Perché sulle isole Canarie esistono tante lucertole?

30 luglio 2018
Le lucertole sono visibili soprattutto durante la fase della riproduzione, che avviene nei mesi compresi tra aprile e giugno.

Tutti coloro che hanno visitato almeno una delle isole dell’arcipelago delle Canarie lo avranno sicuramente notato: ci sono moltissime lucertole. È curioso il fatto che se ne trovano in ogni singola isola, e che la loro presenza è estremamente massiccia.

Vi piacerebbe sapere perché vi sono tante lucertole?

Le lucertole delle Canarie

L’isola con il maggior numero di questi curiosi abitanti è Tenerife. Il tipo di lucertola che lì risiede è quella conosciuta come Gallotia delle Canarie Occidentali ed è ritenuta una vera e propria autoctona delle Canarie. Di che tipo di lucertola si tratta?

I maschi sono più grandi delle femmine; la specie infatti è caratterizzata dal dimorfismo sessuale. I maschi, inoltre, hanno una macchia azzurra sulla faccia che può diventare di una tonalità più scura quando arriva il momento della riproduzione. Le femmine sono invece di un unico colore presente con due varianti: una con due linee di color caramello sulla schiena e l’altra con macchioline.

Gli occhi sono di un color giallo intenso e nel caso dei maschi arrivano a misurare anche 30 centimetri di lunghezza. Un’altra caratteristica propria del genere maschile è la gola di colore nero.

Il periodo della riproduzione va da aprile a giugno. Se avete quindi in mente di visitare le Canarie in quel periodo, è molto probabile che vi imbattiate in diverse lucertole intente nell’accoppiamento con il partner.

Perché ci sono tante lucertole nelle Canarie?

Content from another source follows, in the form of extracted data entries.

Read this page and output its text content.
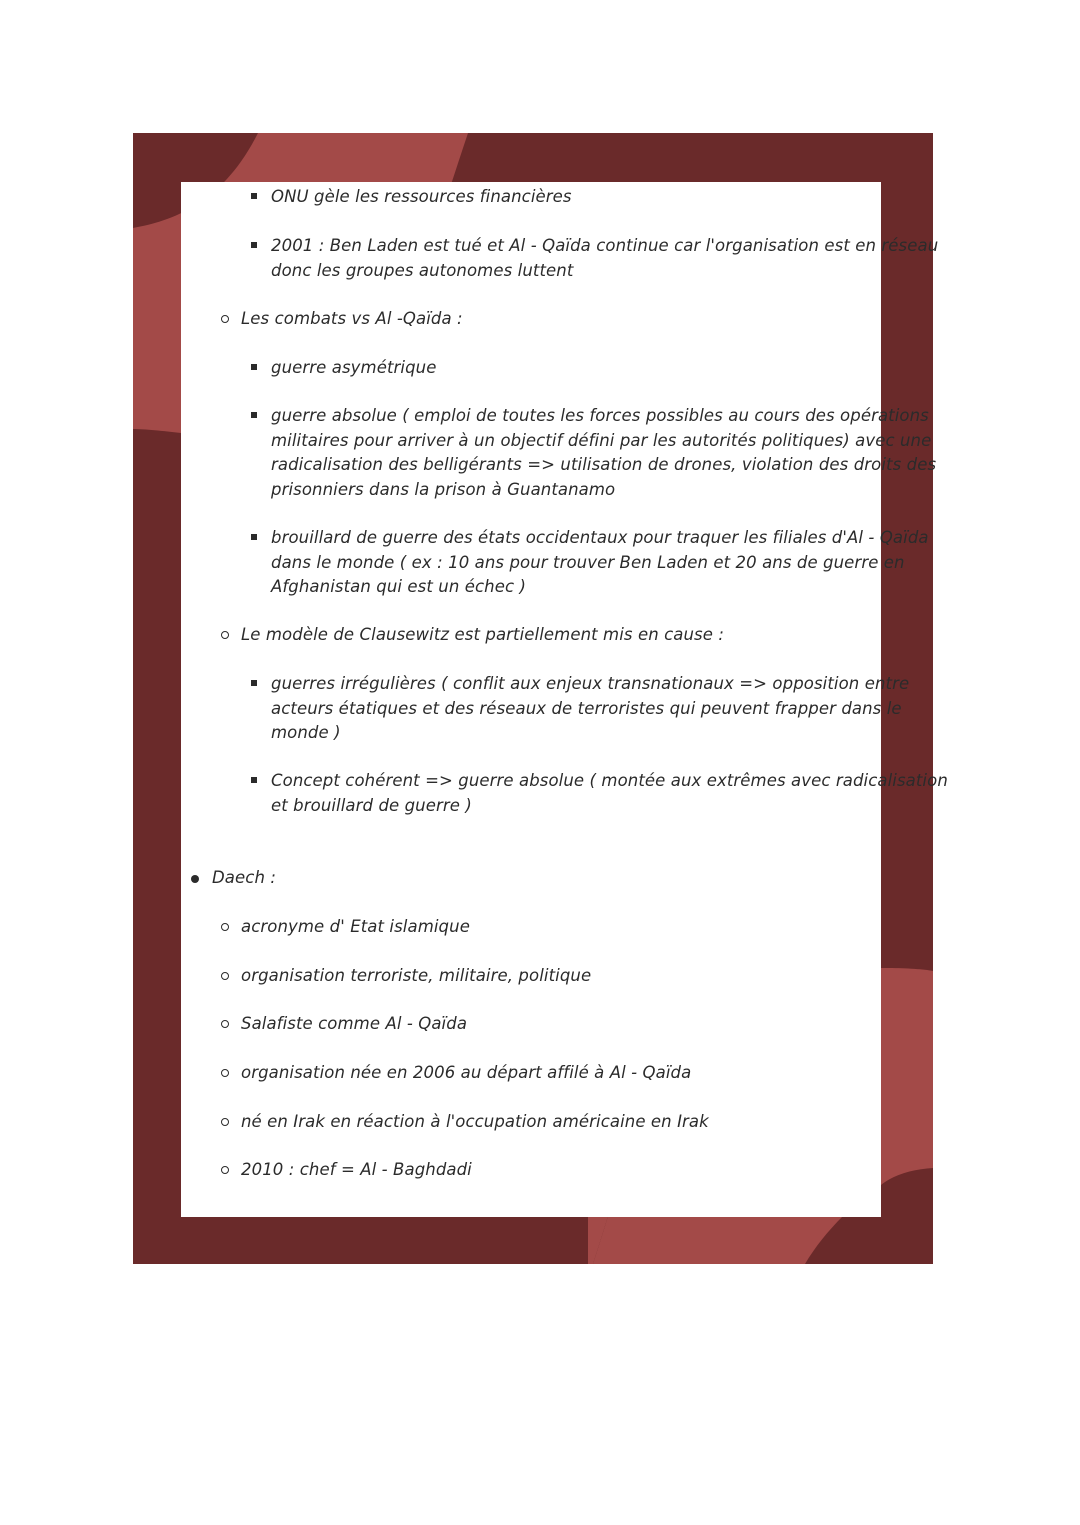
ONU gèle les ressources financières
2001 : Ben Laden est tué et Al - Qaïda continue car l'organisation est en réseau
donc les groupes autonomes luttent
Les combats vs Al -Qaïda :
guerre asymétrique
guerre absolue ( emploi de toutes les forces possibles au cours des opérations
militaires pour arriver à un objectif défini par les autorités politiques) avec une
radicalisation des belligérants => utilisation de drones, violation des droits des
prisonniers dans la prison à Guantanamo
brouillard de guerre des états occidentaux pour traquer les filiales d'Al - Qaïda
dans le monde ( ex : 10 ans pour trouver Ben Laden et 20 ans de guerre en
Afghanistan qui est un échec )
Le modèle de Clausewitz est partiellement mis en cause :
guerres irrégulières ( conflit aux enjeux transnationaux => opposition entre
acteurs étatiques et des réseaux de terroristes qui peuvent frapper dans le
monde )
Concept cohérent => guerre absolue ( montée aux extrêmes avec radicalisation
et brouillard de guerre )
Daech :
acronyme d' Etat islamique
organisation terroriste, militaire, politique
Salafiste comme Al - Qaïda
organisation née en 2006 au départ affilé à Al - Qaïda
né en Irak en réaction à l'occupation américaine en Irak
2010 : chef = Al - Baghdadi
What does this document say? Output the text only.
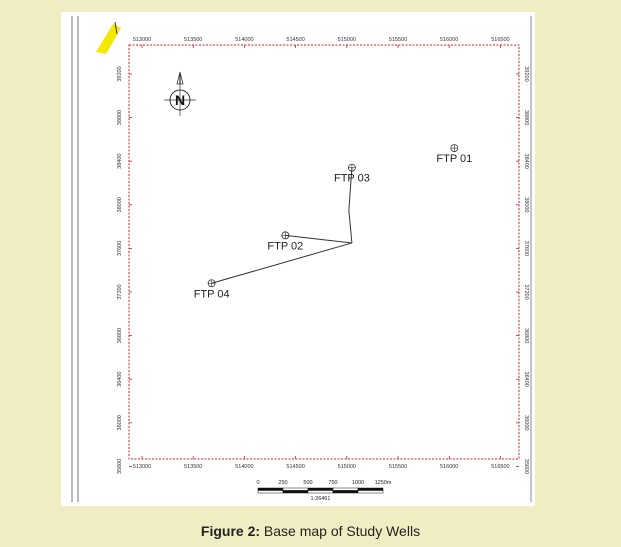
513000	513500	514000	514500	515000	515500	516000	516500
513000	513500	514000	514500	515000	515500	516000	516500
39200
38800
38400
38000
37600
37200
36800
36400
36000
35600
39200
38800
38400
38000
37600
37200
36800
36400
36000
35600
N
FTP 01
FTP 03
FTP 02
FTP 04
0	250	500	750	1000 1250m
1:26461
Figure 2: Base map of Study Wells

Si pensa che la massiccia presenza di questo rettile sulle isole Canarie abbia a che vedere con l’evoluzione insulare, così come accadde nel caso dei fringuelli delle Galapagos riscontrato da Darwin. L’evoluzione insulare è infatti diversa da quella continentale, dato che riguarda esclusivamente le specie animali autoctone dell’isola. Trattandosi per l’appunto di zone separate dalla terra ferma, non c’è un grande ricircolo di specie animali. Per questo motivo è facile che all’interno di un’isola si trovi un numero ristretto di specie rispetto a quello di altre parti della terra.

Lucertole al sole sui sassi

Un altro aspetto da sottolineare dell’evoluzione insulare è come alcune specie, sviluppandosi, finiscano per diventare uniche. Anche paragonandole ai loro simili, si evincono delle differenze che le rendono speciali. Per questo motivo si crede che a causa dell’evoluzione avvenuta nel corso di milioni di anni, queste lucertole si installarono sull’isola evolvendosi fino a diventare uniche come le conosciamo noi oggi. Sarà vero?

La lucertola di Gran Canaria

Sull’isola di Gran Canaria si trova una variante della Gallotia in grado di raggiungere gli 80 centimetri di lunghezza. Proprio grazie a questa incredibile caratteristica è giustamente considerata la più grande lucertola dell’intero arcipelago. Sono molte le sue peculiarità, soprattutto se comparata al suo simile di Tenerife, come il colore tendente dal grigio al rosso scuro. Anche se, così come accade a molti esemplari di lucertola di Tenerife, riporta dei caratteristici raggi sulla schiena.

Lucertola delle Canarie

Anche la lucertola di Gran Canaria presenta il dismorfismo sessuale, dato che la testa del maschio è molto più grande di quella della femmina. Curiosamente, pare che questa specie si sia adattata col passare del tempo alla presenza umana cominciando progressivamente a ridurre le sue dimensioni, forse per potersi meglio nascondere da noi.

Sono animali che non vanno temuti, dato che sono onnivori, ma che per assurdo dovrebbero temersi da soli, visto che in caso di mancanza di cibo possono finire per mangiarsi l’un l’altro pur di sfamarsi. Si tratta di un atteggiamento molto strano per un animale non carnivoro. Un dato che aggiunge ancora più particolarità a questa specie tanto originale.

Se mai vi fosse capitato di imbattervi in qualche lucertola, avrete sicuramente notato il loro carattere schivo e facilmente spaventabile. Questo perché, essendo prede di animali come il gufo, il corvo, la poiana o il gheppio, hanno imparato ad essere sempre in allerta. Ecco perché, non appena vedono avvicinarsi un essere umano, prendono tanta paura da scappare via come fulmini.

È curioso conoscere la storia di specie animali in grado di svilupparsi esclusivamente in isole tanto piccole, come nel caso della lucertola di Gran Canaria. E sappiate che, se mai voleste approfondire la loro conoscenza, quello è l’unico posto nel quale trovarle. Vi abbiamo convinti a prenotare un volo?